16. Ice Cold

37.8K 3.8K 83
                                    

Lia mengakhiri presentasinya terkait ide untuk pemasaran Time Tales dengan tangan berkeringat dingin. Pandangannya sedari tadi mengarah ke arah Wira yang memangku dagu dengan dahi berkerut. 

Keterbatasan waktu membuat Lia hanya mengerahkan strategi standar yang selalu diterapkan di dalam perusahaan itu: voucher, banner di situs, iklan di media sosial, dan hal lain yang sangat hard selling. Tak ada kebaruan, tak ada apapun.

Tatapan tajam Wira membuat Lia nyaris mati kutu. Ini lebih buruk daripada di sidang akhir saat skripsi.

"Ini cuma buat soft launching, kan?" tanya Wira mengonfirmasi. Di dekatnya, tampak buku agenda tebal yang ia coret-coret. Lia tidak tahu apa yang dituliskan Wira di sana. Sepertinya, presentasi Lia tadi.

Lia mengangguk. Ia mencari-cari, ke mana Wira yang kemarin bersamanya?

"Kalau cuma voucher  dan iklan media sosial saja, saya nggak yakin lima puluh juta terserap maksimal." Wira meletakan pulpennya sambil mendorong buku agenda itu. "Strateginya bener-bener cuma segini aja?"

Kalimat itu begitu tajam. Begitu merendahkan. Senyum sinis dan merendahkan tampak dari wajah Wira. Lia ingin marah untuk dirinya yang hanya diberi waktu kurang dari lima jam. 

"Ki-kita bisa prepare buat grand launching-nya, Pak." Lia berucap cepat. "Saya akan coba bagi lima puluh jutanya ke tim lain yang terkait."

Kalau saja Lia punya waktu lebih banyak, setidaknya dua hari, ia pasti bisa membagi-bagi strategi anggaran.
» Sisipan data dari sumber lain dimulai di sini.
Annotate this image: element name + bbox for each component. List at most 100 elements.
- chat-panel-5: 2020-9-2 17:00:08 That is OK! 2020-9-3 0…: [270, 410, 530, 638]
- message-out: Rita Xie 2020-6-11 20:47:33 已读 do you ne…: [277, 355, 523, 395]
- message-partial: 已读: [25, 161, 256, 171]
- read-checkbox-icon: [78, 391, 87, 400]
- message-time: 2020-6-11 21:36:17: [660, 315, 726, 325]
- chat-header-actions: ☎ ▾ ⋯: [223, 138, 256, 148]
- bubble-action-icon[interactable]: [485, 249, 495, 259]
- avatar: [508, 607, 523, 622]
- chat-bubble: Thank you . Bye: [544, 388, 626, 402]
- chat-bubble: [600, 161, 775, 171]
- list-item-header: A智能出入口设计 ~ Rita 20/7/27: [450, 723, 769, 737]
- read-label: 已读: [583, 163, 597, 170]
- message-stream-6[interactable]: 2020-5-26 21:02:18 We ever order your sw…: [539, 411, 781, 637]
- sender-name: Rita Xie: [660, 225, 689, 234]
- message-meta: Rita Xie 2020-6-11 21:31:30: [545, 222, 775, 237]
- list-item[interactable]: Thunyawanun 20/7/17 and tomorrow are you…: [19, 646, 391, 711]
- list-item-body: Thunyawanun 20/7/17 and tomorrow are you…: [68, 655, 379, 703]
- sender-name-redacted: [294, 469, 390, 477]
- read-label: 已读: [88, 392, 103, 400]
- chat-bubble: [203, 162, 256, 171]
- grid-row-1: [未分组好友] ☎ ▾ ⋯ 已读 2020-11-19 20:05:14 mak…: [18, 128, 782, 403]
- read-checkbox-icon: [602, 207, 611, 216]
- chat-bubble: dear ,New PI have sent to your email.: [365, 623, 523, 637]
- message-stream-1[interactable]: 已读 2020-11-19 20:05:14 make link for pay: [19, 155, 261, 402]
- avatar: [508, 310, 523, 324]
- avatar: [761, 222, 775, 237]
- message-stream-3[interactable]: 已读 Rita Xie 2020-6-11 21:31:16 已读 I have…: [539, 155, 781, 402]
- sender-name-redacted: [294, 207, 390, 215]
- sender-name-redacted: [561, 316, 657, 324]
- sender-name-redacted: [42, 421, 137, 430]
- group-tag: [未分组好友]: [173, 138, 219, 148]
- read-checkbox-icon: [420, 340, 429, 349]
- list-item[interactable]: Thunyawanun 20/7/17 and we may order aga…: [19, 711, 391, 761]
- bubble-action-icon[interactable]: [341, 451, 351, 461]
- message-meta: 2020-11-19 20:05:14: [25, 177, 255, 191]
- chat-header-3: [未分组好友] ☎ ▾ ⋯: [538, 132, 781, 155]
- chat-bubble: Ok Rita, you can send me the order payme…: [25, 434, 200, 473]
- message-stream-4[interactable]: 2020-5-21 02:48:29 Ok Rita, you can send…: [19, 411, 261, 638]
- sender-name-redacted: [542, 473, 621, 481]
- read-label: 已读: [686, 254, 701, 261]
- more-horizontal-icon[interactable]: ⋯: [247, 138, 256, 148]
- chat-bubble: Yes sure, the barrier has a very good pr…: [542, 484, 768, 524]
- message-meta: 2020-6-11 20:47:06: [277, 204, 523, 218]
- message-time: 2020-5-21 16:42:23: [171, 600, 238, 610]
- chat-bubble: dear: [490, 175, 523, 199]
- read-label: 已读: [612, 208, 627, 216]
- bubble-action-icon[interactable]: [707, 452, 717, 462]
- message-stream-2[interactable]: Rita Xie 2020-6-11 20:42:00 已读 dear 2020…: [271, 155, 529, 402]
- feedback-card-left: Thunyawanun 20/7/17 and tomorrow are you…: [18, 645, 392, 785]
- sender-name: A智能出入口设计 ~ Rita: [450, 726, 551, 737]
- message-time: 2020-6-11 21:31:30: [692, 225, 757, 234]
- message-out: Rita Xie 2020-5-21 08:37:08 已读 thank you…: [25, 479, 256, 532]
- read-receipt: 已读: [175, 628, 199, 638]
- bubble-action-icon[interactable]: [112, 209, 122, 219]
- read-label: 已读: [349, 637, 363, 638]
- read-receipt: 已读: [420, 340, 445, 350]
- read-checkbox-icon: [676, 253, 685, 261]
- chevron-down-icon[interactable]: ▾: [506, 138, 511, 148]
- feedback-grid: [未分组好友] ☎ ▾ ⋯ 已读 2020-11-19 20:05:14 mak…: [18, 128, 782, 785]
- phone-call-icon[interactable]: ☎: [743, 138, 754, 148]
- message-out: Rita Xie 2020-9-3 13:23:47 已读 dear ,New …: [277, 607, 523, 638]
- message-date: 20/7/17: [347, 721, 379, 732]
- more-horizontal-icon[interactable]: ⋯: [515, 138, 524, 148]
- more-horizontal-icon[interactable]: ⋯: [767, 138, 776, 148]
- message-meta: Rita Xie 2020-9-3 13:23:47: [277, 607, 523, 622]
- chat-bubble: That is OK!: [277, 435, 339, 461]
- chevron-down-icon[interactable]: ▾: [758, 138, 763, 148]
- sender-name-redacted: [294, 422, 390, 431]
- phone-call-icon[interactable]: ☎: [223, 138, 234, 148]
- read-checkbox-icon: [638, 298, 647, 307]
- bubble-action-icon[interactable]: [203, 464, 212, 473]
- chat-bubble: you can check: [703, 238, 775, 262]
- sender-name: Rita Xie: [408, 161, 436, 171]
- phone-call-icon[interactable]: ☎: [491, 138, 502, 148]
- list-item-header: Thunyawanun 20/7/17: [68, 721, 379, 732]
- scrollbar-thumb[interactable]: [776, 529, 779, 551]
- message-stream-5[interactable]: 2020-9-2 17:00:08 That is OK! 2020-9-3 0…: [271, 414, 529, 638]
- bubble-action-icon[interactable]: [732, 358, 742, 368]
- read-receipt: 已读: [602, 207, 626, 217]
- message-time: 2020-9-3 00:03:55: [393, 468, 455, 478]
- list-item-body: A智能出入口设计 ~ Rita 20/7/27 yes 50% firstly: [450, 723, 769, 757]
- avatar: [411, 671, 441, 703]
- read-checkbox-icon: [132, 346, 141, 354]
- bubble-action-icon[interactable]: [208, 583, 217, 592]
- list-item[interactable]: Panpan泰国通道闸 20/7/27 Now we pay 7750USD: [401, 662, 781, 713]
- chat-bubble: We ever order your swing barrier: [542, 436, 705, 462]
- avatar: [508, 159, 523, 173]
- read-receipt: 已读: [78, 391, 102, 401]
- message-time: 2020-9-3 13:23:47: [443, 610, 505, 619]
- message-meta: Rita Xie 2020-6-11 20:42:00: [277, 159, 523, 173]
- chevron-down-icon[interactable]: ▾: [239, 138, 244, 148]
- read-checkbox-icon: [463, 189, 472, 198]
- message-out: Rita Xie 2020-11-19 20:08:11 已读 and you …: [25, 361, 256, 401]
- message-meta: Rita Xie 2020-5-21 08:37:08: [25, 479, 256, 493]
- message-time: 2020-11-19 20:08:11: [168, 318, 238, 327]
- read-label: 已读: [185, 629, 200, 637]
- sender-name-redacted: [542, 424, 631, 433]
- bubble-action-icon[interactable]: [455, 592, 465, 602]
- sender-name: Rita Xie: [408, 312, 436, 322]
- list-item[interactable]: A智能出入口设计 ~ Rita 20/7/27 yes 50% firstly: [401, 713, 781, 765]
Mungkin, dia bisa memanfaatkan social media influencer atau affiliate atau apapun. Sementara, sekarang, Lia tidak mau berbicara omong kosong tentang apa yang bisa ia lakukan kalau tidak punya data sama sekali.

"Lima puluh itu cuma untuk soft launching, Hazelia." Wira melipat tangan di dada.

Lia tercengang. Berapa banyak uang yang mau Wira gelontorkan untuk Time Tales sebenarnya?

Tatapan keduanya bertemu di udara. Tetapi, pandangan itu bukan seperti beberapa pekan lalu. Wira seolah seperti singa yang akan menerkam anak kucing yang ketakutan.

"Kasih saya waktu, Pak." Lia akhirnya buka suara.

Alis Wira naik. Ia menunggu Lia untuk melanjutkan kalimatnya.

"I will get back to you in two days." Lia berucap lagi. 

"Waktu kita nggak banyak, Hazelia." 

Untuk kedua kalinya, Wira memanggil Lia dengan nama Hazelia. Tetapi, Lia tidak peduli. Ia sedang sebal dengan rencana mendadak seperti ini.

"Ya, kurang dari dua minggu, saya tahu." Lia menjawab. " Saya minta maaf. Tapi, saya nggak bisa maju dengan tangan kosong begini. Ada banyak hal yang harus dimintai persetujuan."

Lagi, Lia mendongak. Menatap Wira dengan keberanian dan ketegasan.

 "Saya rasa, Bapak lebih mengerti tentang itu."

Wira mendengarnya dengan mata memicing. Dua pasang mata dari dua orang berbeda tingkat itu saling mengirim isyarat. Isyarat tentang pembicaraan mereka di mobil beberapa hari lalu.

"Oke, dua hari." Wira berucap cepat. 

Wajah Wira tampak mengeras. Ia menutup bukunya dengan kasar. Tampangnya benar-benar tampak sombong dengan dagu terangkat. Seolah-olah, Lia hanya tikus kecil yang tak bisa apa-apa.

"Ngomong-ngomong, di BuyMe, selain ada toko buku kecil, kalian juga sudah punya beberapa toko buku besar juga." Wira melirik ke arah agendanya.

Lagi, Lia mengangguk kecil. Nada Wira menyiratkan ketegasan yang membuat siapa saja bergidik ngeri.